Thursday I went back for "Gentle Yoga." I wanted to hide in the far back corner, but found the closer I got to the wall, the colder it became over there. So, I came to close wall and set up there. The instructor, again, hauled through the instructions and I wanted to say, "Isn't this Gentle Yoga?" Only, again, I didn't. I just followed along and smiled to myself as "Nothing Compares to You" and that song --- you know that song, the song that plays when Chase Utley comes up to bat --- that song.... It's a ... Led Zeppelin song.... Kashmir. How is that "GENTLE" yoga? But as I got used to the instructors style and her way of doing things, except for where she was on her phone and not walking around correcting peoople's poses, I felt she was okay. Okay enough to take a class with her again? That I'm not sure. But enough to get me into a place of more peace, a place where I felt my breath meet my body and release it just a little. I will say I'm excited there will be a teacher teaching Yin Yoga (my favorite!!) on Thursday nights in the future.

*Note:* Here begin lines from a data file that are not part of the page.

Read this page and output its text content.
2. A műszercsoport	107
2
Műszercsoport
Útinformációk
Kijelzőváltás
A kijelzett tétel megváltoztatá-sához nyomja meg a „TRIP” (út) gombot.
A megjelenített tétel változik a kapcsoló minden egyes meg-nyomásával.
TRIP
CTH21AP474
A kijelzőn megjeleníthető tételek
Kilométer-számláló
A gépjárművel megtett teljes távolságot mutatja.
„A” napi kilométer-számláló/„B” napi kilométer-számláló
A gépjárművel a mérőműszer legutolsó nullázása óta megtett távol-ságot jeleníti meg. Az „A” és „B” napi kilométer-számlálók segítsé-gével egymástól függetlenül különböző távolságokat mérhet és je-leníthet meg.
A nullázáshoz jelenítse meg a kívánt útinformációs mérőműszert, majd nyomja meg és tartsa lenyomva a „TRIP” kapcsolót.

I will be there this upcoming Thursday to find out what this new instructor has to say about Yin and Yoga and how to make space for the breath.
I went to work on Friday and felt a little bit more like, "I got this."
Sick babies are hard. I think I will have to spend time journaling these next couple of months. This new job is stretching me and growing me and expanding me in ways I have not yet been pushed to grow. For that and for so many other things I am grateful. One of the many things about this assignment that makes me grateful is I get to do social work, actual social - social work, and not just discharge planning. I attend to the whole person while the docs cope with the physical frame. And that is why I got into social work in the first place.